(1) With respect to any block of contracts, or with respect to an insurer's disability business as a whole, a prospective gross premium valuation is the ultimate test of reserve adequacy as of a given valuation date. The gross premium valuation shall take into account, for contracts in force, in a claims status, or in a continuation of benefits status on the valuation date, the present value as of the valuation date, adjusted for future premium increases reasonably expected to be put into effect, of:
(a) All expected benefits unpaid;
(b) All expected expenses unpaid; and
(c) All unearned or expected premiums.
(2) The insurer shall perform gross premium valuation whenever a significant doubt exists as to reserve adequacy with respect to any major block of contracts, or with respect to the insurer's disability business as a whole. In the event inadequacy is found to exist, the insurer shall make immediate loss recognition and restore the reserves to adequacy.

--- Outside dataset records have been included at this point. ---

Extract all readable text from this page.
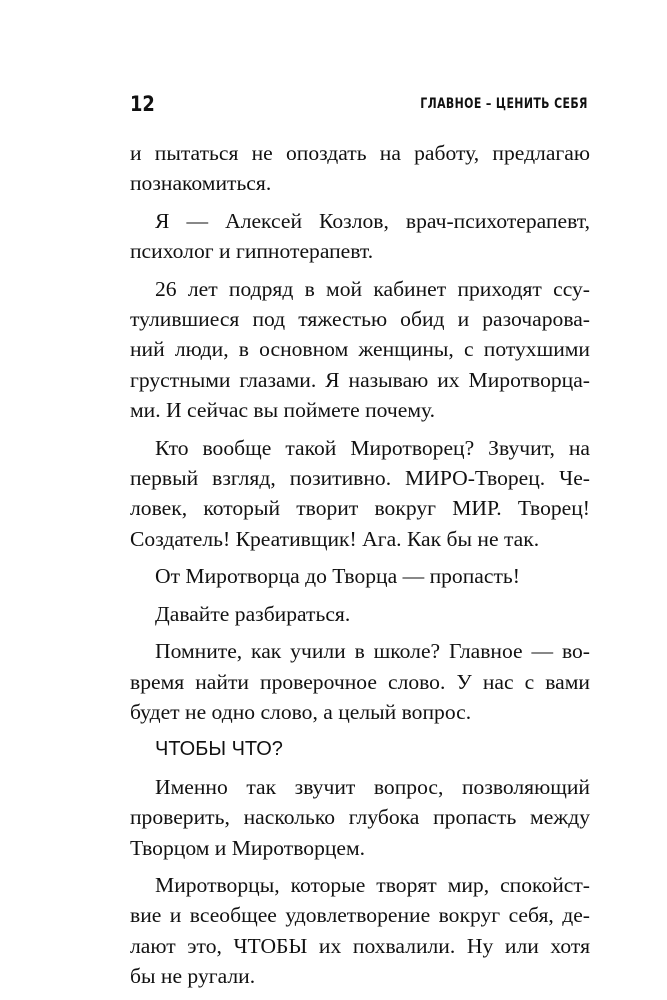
12	ГЛАВНОЕ – ЦЕНИТЬ СЕБЯ
и пытаться не опоздать на работу, предлагаю
познакомиться.
Я — Алексей Козлов, врач-психотерапевт,
психолог и гипнотерапевт.
26 лет подряд в мой кабинет приходят ссу-
тулившиеся под тяжестью обид и разочарова-
ний люди, в основном женщины, с потухшими
грустными глазами. Я называю их Миротворца-
ми. И сейчас вы поймете почему.
Кто вообще такой Миротворец? Звучит, на
первый взгляд, позитивно. МИРО-Творец. Че-
ловек, который творит вокруг МИР. Творец!
Создатель! Креативщик! Ага. Как бы не так.
От Миротворца до Творца — пропасть!
Давайте разбираться.
Помните, как учили в школе? Главное — во-
время найти проверочное слово. У нас с вами
будет не одно слово, а целый вопрос.
ЧТОБЫ ЧТО?
Именно так звучит вопрос, позволяющий
проверить, насколько глубока пропасть между
Творцом и Миротворцем.
Миротворцы, которые творят мир, спокойст-
вие и всеобщее удовлетворение вокруг себя, де-
лают это, ЧТОБЫ их похвалили. Ну или хотя
бы не ругали.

The insurer shall hold adequate reserves, inclusive of claim, premium and contract reserves, if any, with respect to all contracts, regardless of whether contract reserves are required for such contracts under these standards.
(3) Whenever minimum reserves, as defined in these standards, exceed reserve requirements as determined by a prospective gross premium valuation, such minimum reserves remain the minimum requirement under these standards.
[Statutory Authority: RCW 48.02.060
. WSR 92-19-038 (Order R 92-8), § 284-16-430, filed 9/9/92, effective 10/10/92.]